Funny enough, this weekend proved to be a reflection of the sentiments in that post. Let’s extend that ring-side courtesy though, shall we? If you don’t have anything positive to say– don’t say it all. Don’t say it to the handler exiting the ring, don’t say it to that handler’s friend waiting with the treats, toys, camera etc., don’t say it to the handler’s dog, but especially don’t say it quietly (or loudly) to those around you. Don’t critique the run, or how things went “wrong” and why. These kinds of criticisms aren’t helpful; they don’t do anything to erase what just happened on course. Most likely, the handler is already aware of missed criteria (ie, pushed/ broken start lines, pushed/broken/close/missed contacts, why a bar came down, why a jump was missed, why the poles were popped). I’m not talking about critiques that are given later, but more the sort of off the cuff comments that are sometimes hurled while handlers are trying to leash their dog, pick up a scribe sheet and run to their treats.
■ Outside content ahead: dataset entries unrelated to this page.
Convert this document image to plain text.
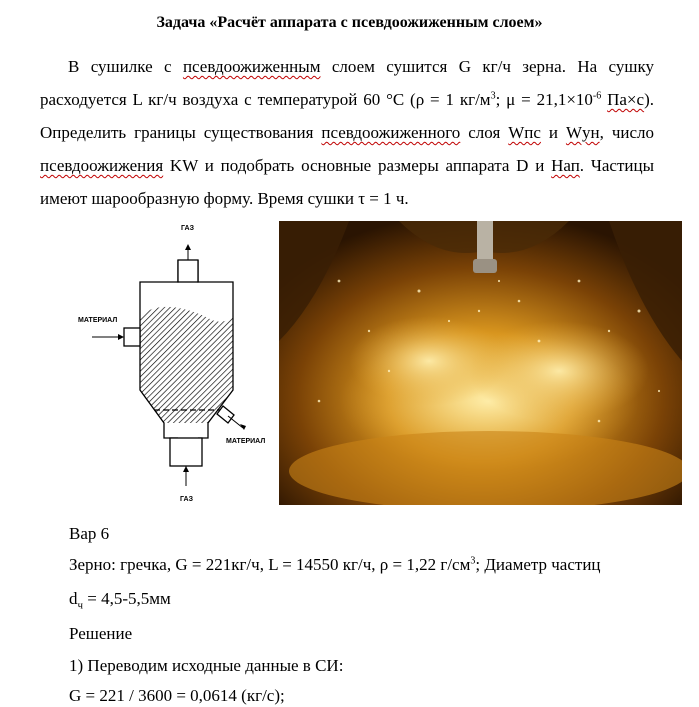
Задача «Расчёт аппарата с псевдоожиженным слоем»
В сушилке с псевдоожиженным слоем сушится G кг/ч зерна. На сушку расходуется L кг/ч воздуха с температурой 60 °С (ρ = 1 $кг/м^3$; $\mu = 21,1\times 10^{-6}$ Па×с). Определить границы существования псевдоожиженного слоя Wпс и Wун, число псевдоожижения KW и подобрать основные размеры аппарата D и Нап. Частицы имеют шарообразную форму. Время сушки τ = 1 ч.
ГАЗ
МАТЕРИАЛ
МАТЕРИАЛ
ГАЗ
Вар 6
Зерно: гречка, G = 221кг/ч, L = 14550 кг/ч, ρ = 1,22 $г/см^3$; Диаметр частиц
$d_ч = 4,5-5,5мм$
Решение
1) Переводим исходные данные в СИ:
G = 221 / 3600 = 0,0614 (кг/с);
I know it’s been normalized– we’ve all done it– so it becomes common practice to just do it, to just say it. I know I’ve done it before. But just because it’s commonplace, doesn’t mean it’s right.
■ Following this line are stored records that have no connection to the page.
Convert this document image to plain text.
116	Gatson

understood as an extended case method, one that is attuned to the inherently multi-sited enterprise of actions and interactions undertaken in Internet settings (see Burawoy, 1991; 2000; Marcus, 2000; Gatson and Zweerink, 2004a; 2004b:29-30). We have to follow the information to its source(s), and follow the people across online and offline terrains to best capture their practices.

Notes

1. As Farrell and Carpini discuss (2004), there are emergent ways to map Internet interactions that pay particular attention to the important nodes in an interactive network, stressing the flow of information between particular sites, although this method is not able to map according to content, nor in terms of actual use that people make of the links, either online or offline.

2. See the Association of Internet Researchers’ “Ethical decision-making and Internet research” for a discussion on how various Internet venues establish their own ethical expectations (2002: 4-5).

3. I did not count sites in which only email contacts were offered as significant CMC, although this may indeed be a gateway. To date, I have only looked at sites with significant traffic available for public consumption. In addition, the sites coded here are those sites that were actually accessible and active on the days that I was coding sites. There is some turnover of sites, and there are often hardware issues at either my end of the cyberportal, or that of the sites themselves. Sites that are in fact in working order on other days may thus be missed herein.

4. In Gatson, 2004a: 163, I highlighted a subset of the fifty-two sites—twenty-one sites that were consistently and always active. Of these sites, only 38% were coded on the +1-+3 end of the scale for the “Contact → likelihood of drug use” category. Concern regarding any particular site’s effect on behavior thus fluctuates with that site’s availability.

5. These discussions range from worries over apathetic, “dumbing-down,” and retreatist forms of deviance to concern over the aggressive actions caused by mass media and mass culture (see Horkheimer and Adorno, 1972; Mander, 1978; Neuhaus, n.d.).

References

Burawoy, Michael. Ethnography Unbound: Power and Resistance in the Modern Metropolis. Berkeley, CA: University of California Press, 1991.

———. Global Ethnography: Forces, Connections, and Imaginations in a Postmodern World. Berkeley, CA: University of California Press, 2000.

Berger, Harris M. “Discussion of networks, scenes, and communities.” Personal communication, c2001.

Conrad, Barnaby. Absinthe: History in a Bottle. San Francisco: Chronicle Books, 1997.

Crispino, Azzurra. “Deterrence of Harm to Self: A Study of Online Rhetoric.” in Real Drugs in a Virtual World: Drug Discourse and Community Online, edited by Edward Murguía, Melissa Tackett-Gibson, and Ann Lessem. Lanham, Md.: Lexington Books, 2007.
The agility community is an amazing place, and I count myself as incredibly lucky to be a part of it, especially for as long as I have. I grew up surrounded by it. It’s the sort of place that can make the impossible happen, help strengthen and empower one another. I think there’s an opportunity to use this community now to spread some good.
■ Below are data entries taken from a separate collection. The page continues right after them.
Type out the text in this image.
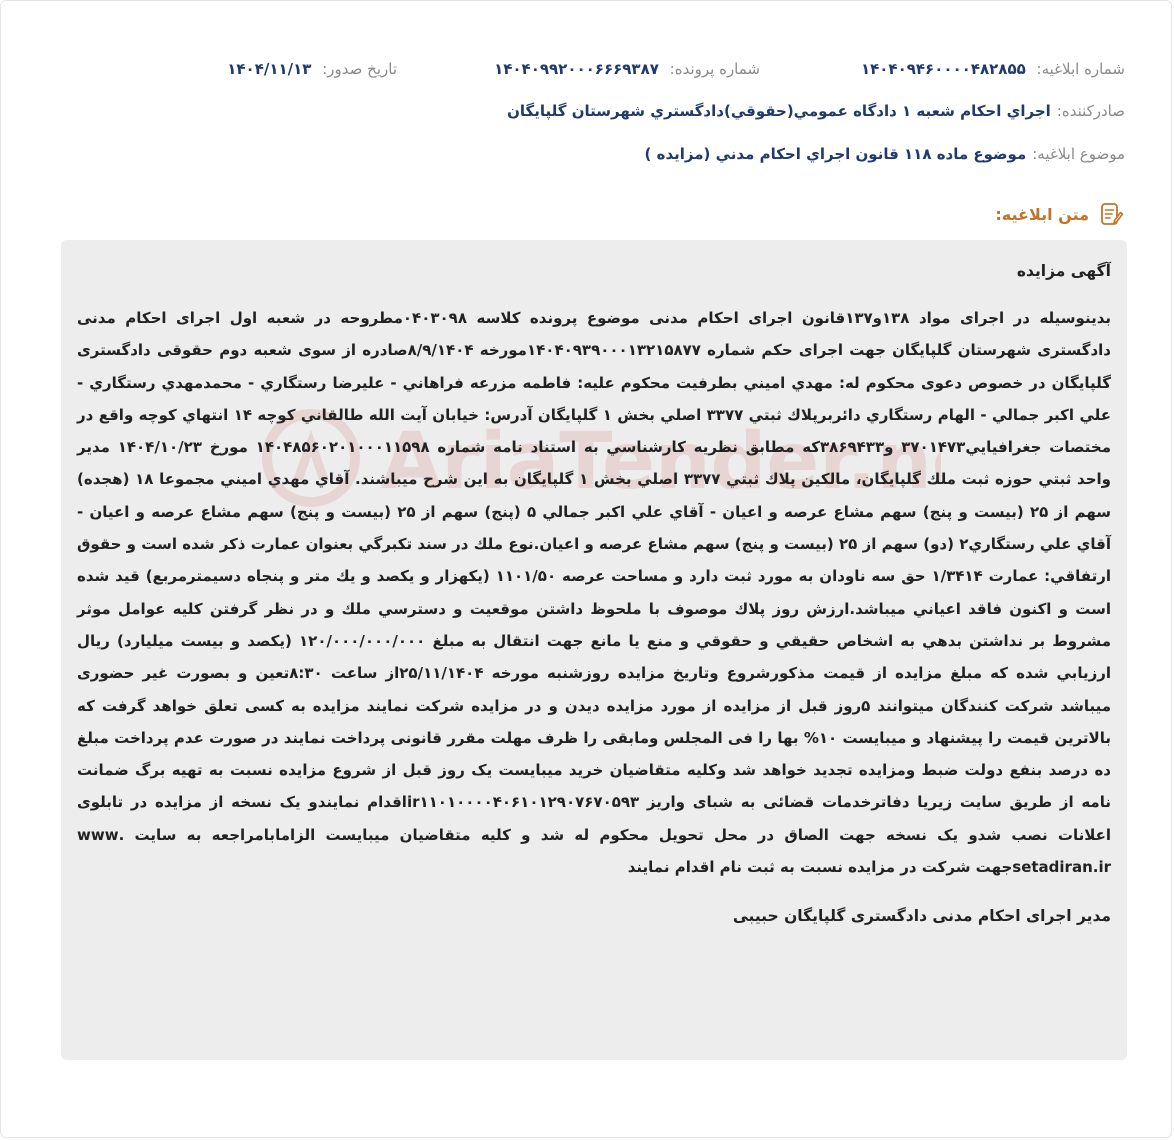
شماره ابلاغيه: ۱۴۰۴۰۹۴۶۰۰۰۰۴۸۲۸۵۵
شماره پرونده: ۱۴۰۴۰۹۹۲۰۰۰۶۶۶۹۳۸۷
تاريخ صدور: ۱۴۰۴/۱۱/۱۳
صادرکننده:
اجراي احکام شعبه ۱ دادگاه عمومي(حقوقي)دادگستري شهرستان گلپايگان
موضوع ابلاغيه:
موضوع ماده ۱۱۸ قانون اجراي احکام مدني (مزايده )
متن ابلاغيه:
AriaTender.n

آگهی مزایده

بدینوسیله در اجرای مواد ۱۳۸و۱۳۷قانون اجرای احکام مدنی موضوع پرونده کلاسه ۰۴۰۳۰۹۸مطروحه در شعبه اول اجرای احکام مدنی دادگستری شهرستان گلپایگان جهت اجرای حکم شماره ۱۴۰۴۰۹۳۹۰۰۰۱۳۲۱۵۸۷۷مورخه ۸/۹/۱۴۰۴صادره از سوی شعبه دوم حقوقی دادگستری گلپایگان در خصوص دعوی محکوم له: مهدي اميني بطرفيت محکوم عليه: فاطمه مزرعه فراهاني - عليرضا رستگاري - محمدمهدي رستگاري - علي اکبر جمالي - الهام رستگاري دائربرپلاك ثبتي ۳۳۷۷ اصلي بخش ۱ گلپايگان آدرس: خيابان آيت الله طالقاني کوچه ۱۴ انتهاي کوچه واقع در مختصات جغرافيايي۳۷۰۱۴۷۳ و۳۸۶۹۴۳۳که مطابق نظريه کارشناسي به استناد نامه شماره ۱۴۰۴۸۵۶۰۲۰۱۰۰۰۱۱۵۹۸ مورخ ۱۴۰۴/۱۰/۲۳ مدير واحد ثبتي حوزه ثبت ملك گلپايگان، مالکين پلاك ثبتي ۳۳۷۷ اصلي بخش ۱ گلپايگان به اين شرح ميباشند. آقاي مهدي اميني مجموعا ۱۸ (هجده) سهم از ۲۵ (بيست و پنج) سهم مشاع عرصه و اعيان - آقاي علي اکبر جمالي ۵ (پنج) سهم از ۲۵ (بيست و پنج) سهم مشاع عرصه و اعيان - آقاي علي رستگاري۲ (دو) سهم از ۲۵ (بيست و پنج) سهم مشاع عرصه و اعيان.نوع ملك در سند تکبرگي بعنوان عمارت ذکر شده است و حقوق ارتفاقي: عمارت ۱/۳۴۱۴ حق سه ناودان به مورد ثبت دارد و مساحت عرصه ۱۱۰۱/۵۰ (يکهزار و يکصد و يك متر و پنجاه دسيمترمربع) قيد شده است و اکنون فاقد اعياني ميباشد.ارزش روز پلاك موصوف با ملحوظ داشتن موقعيت و دسترسي ملك و در نظر گرفتن کليه عوامل موثر مشروط بر نداشتن بدهي به اشخاص حقيقي و حقوقي و منع يا مانع جهت انتقال به مبلغ ۱۲۰/۰۰۰/۰۰۰/۰۰۰ (يکصد و بيست ميليارد) ريال ارزيابي شده که مبلغ مزایده از قیمت مذکورشروع وتاریخ مزایده روزشنبه مورخه ۲۵/۱۱/۱۴۰۴از ساعت ۸:۳۰تعین و بصورت غیر حضوری میباشد شرکت کنندگان میتوانند ۵روز قبل از مزایده از مورد مزایده دیدن و در مزایده شرکت نمایند مزایده به کسی تعلق خواهد گرفت که بالاترین قیمت را پیشنهاد و میبایست ۱۰% بها را فی المجلس ومابقی را ظرف مهلت مقرر قانونی پرداخت نمایند در صورت عدم پرداخت مبلغ ده درصد بنفع دولت ضبط ومزایده تجدید خواهد شد وکلیه متقاضیان خرید میبایست یک روز قبل از شروع مزایده نسبت به تهیه برگ ضمانت نامه از طریق سایت زیریا دفاترخدمات قضائی به شبای واریز ir۱۱۰۱۰۰۰۰۴۰۶۱۰۱۲۹۰۷۶۷۰۵۹۳اقدام نمایندو یک نسخه از مزایده در تابلوی اعلانات نصب شدو یک نسخه جهت الصاق در محل تحویل محکوم له شد و کلیه متقاضیان میبایست الزامابامراجعه به سایت .www setadiran.irجهت شرکت در مزایده نسبت به ثبت نام اقدام نمایند

مدیر اجرای احکام مدنی دادگستری گلپایگان حبیبی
There is a new trend sweeping through the agility world via Facebook this week (one that does not require jumping in a lake again, thank you very much) and one that I am very happy to have been nominated to take part in– thanks, Marissa! It requires acknowledging three things that make you happy for three days in a row. A simple thing, but a powerful thing. Remember to take stock of what is happy, and good in this life. In agility too. Find good things in every run– a sentiment I must have said a hundred times in the last year. Find good things in those who run around you, too. Don’t be quick to judge why someones dog broke the start line or A-frame criteria (you know I’m speaking a bit personally now, right?), don’t be quick to spread that judgement either. Can we start a new trend of positivity among competitors? Be nice to our dogs. Be nice to one another.
So unless there is something positive to note immediately after a run, keep it tucked away for later– or maybe never at all. Unless a handler is asking for help, advice, critique, let them decompress first. Chances are they already know what has gone wrong and are making a plan to fix it. We learn the most from watching one another. I know I’ve learned the most from hearing feedback from people I trust and respect who give me ideas of what to work on for the future.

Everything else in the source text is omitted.